Mid-corner mind games

Providing you've read the road right and your tyres are warm, you'll have no bothers getting round any corner but as life doesn't always go to plan here's how to handle the unexpected.

If a corner suddenly tightens on you, don't panic. Easier said than done I know, but you must relax, turn your neck and point your head to force your eyes to look through the corner to where you want to be going, and let the bike take you there. You go where you look, it really is that simple and nine times out of ten the bike will make the corner even if your brain thinks you won't.

Whatever you do don't give up on the corner and get fixated looking at where you think you're about to crash if you leave the road. Look there and you will go there is the rule - so if you look at that ditch thinking 'oh no, I'm going to crash in there', sure as eggs is eggs, you will. Look where you want to go and go there instead, then pull up and take a breather to chill out.

And whenever you're cornering, be aware of what your tyres are up to. Feel every last bit of feedback you can through all your sensors - that's your arse, hands and feet. The more you concentrate on this, the more you'll be able to tell as time goes on. There's no secret to it, it just takes time and you only get to know where the limit is by approaching it gradually.

Niall's homework

Right then, I’ve got two pieces of homework for you lot today.

First of all, go to a twisty stretch you know and ride it a few times to refamilarise yourself with it. Then, when you’re comfortable, try riding it without brakes, slowing yourself on engine braking alone. This will force you to concentrate on arriving at corners at the correct speed, on the right line and in the right gear. Obviously use the brakes if you need them, but keep at it until you can do the whole section smooth, relaxed and with no brakes.

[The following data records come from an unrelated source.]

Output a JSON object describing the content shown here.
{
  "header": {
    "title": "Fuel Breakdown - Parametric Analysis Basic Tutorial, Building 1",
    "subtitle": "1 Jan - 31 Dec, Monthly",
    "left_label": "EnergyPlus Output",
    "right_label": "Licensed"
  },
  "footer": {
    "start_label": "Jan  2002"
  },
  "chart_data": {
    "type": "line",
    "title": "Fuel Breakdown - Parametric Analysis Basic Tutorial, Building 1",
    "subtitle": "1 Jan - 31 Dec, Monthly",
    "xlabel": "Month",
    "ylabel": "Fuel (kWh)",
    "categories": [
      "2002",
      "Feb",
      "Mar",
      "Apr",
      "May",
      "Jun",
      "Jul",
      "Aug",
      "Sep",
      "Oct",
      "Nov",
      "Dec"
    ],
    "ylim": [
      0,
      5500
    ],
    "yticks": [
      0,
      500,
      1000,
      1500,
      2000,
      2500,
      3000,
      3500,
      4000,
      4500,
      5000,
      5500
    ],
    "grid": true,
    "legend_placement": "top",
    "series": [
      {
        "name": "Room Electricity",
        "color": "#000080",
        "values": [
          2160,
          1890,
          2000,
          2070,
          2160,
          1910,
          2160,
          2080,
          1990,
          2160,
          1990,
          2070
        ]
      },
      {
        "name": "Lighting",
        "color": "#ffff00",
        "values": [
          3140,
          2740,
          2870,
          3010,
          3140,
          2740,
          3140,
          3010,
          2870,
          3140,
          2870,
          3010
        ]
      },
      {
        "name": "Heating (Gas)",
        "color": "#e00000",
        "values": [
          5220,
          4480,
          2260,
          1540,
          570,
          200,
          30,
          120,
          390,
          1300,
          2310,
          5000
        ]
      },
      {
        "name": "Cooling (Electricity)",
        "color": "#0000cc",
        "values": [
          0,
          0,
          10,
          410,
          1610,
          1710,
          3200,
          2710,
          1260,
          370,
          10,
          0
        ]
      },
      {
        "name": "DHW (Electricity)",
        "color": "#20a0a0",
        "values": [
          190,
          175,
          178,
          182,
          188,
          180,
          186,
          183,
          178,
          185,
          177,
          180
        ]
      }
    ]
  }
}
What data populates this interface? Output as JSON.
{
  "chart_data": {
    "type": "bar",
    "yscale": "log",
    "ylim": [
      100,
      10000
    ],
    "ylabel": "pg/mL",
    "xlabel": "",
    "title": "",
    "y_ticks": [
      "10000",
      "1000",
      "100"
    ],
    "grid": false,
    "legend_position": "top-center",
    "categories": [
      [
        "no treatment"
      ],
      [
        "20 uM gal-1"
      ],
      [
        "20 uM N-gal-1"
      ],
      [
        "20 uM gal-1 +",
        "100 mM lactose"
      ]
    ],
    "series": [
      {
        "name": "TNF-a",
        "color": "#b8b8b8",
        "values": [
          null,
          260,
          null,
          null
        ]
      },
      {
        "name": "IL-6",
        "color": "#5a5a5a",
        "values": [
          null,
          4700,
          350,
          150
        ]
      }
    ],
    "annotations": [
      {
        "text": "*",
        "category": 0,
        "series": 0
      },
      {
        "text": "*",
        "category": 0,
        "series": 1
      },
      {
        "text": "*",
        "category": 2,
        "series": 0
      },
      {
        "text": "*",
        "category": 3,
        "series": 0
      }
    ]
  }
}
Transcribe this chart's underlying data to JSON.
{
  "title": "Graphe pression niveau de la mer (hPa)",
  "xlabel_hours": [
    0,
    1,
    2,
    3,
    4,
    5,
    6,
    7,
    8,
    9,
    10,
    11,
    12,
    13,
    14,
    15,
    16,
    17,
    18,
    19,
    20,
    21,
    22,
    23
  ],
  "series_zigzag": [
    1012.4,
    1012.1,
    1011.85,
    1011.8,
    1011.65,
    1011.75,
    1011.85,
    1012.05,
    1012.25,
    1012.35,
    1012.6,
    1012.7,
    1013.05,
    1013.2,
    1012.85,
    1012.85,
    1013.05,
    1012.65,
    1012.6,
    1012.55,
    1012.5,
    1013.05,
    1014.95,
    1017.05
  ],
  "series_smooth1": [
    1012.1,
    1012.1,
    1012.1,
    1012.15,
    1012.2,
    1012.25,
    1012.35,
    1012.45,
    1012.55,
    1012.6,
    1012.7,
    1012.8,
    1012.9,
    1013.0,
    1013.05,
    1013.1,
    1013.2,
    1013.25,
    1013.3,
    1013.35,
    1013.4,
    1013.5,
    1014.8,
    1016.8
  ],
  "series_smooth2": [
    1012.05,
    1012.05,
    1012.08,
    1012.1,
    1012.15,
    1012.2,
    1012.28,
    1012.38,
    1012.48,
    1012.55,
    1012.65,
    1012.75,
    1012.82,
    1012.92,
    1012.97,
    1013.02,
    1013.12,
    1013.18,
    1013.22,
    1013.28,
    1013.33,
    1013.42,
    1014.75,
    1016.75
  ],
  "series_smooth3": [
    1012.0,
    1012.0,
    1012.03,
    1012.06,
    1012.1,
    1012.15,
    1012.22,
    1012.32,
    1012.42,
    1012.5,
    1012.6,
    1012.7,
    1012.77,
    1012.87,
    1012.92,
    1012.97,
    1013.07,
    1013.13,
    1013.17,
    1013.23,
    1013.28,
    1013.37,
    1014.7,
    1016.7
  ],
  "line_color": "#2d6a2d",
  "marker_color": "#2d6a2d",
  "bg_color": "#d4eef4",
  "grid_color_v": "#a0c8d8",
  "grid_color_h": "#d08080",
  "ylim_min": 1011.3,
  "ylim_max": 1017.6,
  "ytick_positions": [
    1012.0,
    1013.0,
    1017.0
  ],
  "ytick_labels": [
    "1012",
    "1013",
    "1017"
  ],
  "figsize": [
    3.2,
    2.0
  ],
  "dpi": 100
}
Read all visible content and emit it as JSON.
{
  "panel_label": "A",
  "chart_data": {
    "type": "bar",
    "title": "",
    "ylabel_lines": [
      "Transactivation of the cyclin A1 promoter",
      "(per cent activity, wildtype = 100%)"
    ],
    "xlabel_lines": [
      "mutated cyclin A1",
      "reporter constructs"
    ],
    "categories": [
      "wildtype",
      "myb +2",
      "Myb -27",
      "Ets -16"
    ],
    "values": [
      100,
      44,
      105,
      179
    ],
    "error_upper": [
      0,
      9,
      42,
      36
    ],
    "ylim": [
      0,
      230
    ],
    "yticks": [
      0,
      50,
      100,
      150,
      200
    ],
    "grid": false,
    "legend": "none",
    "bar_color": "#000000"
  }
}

That too easy for you? Right then, try this. Head for some twisties you don’t know and try the same thing. Again, use the brakes whenever you need them, but as your road-reading, positioning and lines improve you’ll be able to ride unknown roads without brakes. When you can do this down any stretch you don’t know, not only will you be way safer and smoother, you’ll also have the option for more speed by bringing the brakes into the equation properly. Just remember, your actual entry speeds shouldn’t be much faster, if at all, than when you weren’t using the anchors.